While the head of the committee, Rep. Michael McCaul played along with this insanity, arguing about how these so called "dark spaces" are a "tremendous threat to the homeland" at least Rep. Ted Lieu -- the same Rep. who recently called out the push to backdoor encryption as "technologically stupid" -- has some more thoughts on the FUD and grandstanding by McCaul and Steinbach. As he told the Intercept:
“When they talk about dark places, ooooh it sounds really scary,” Lieu said. “But you have a dark place in your home you can talk, you can meet in a park –- there are a zillion dark places the FBI will never get to and they shouldn’t because we don’t want to be monitored in our home.” .....
“The notion that encryption is somehow different than other forms of destroying and hiding things is simply not true,” Lieu told The Intercept. “Forty years ago, you could make the statement that paper shredders are one of the most damaging things to national security because they destroy documents that law enforcement might want to see.”

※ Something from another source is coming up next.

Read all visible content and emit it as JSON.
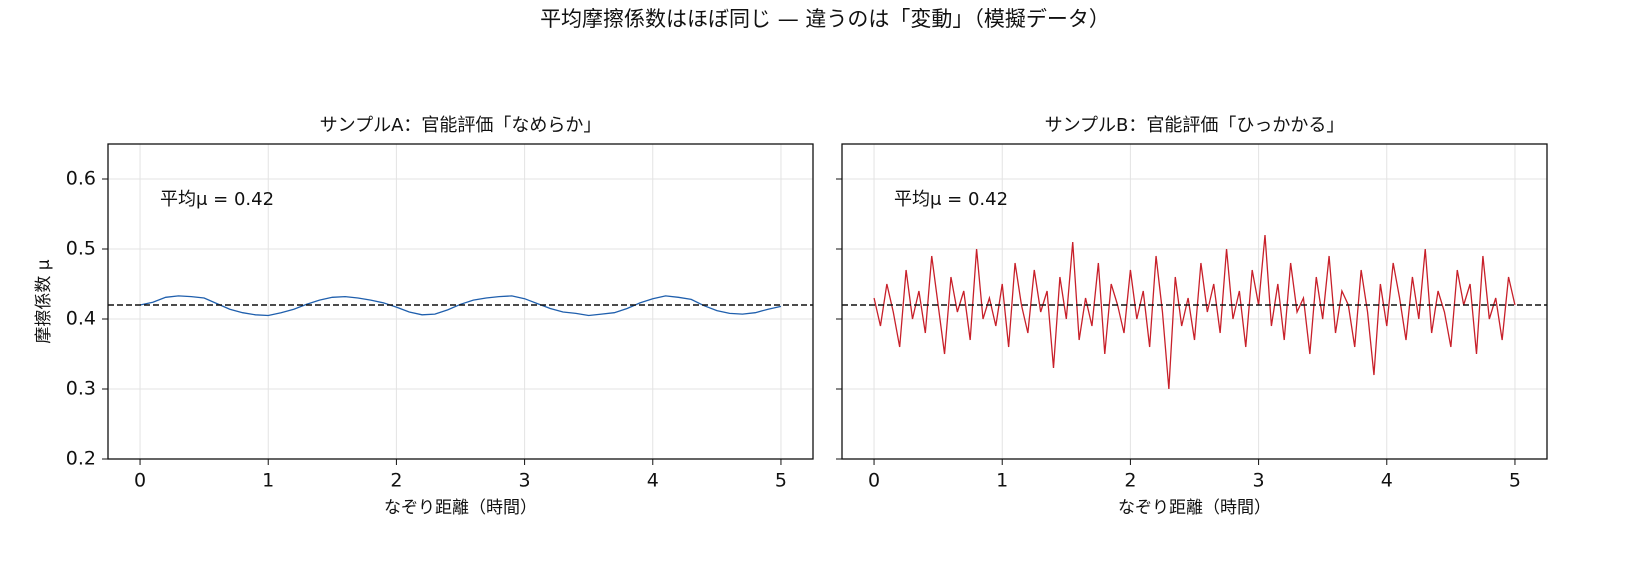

More Lieu, less McCaul and Steinbach, please.
The thing is, as we've noted before, what's equally as disturbing as the ignorant statements from folks like Steinbach is that now, security researchers and tech companies are going to have to waste tons of time and resources explaining why all of this is not just "technically stupid" but actively makes all of us less safe. And they need to do that, rather than building stronger encryption, which is what we really need.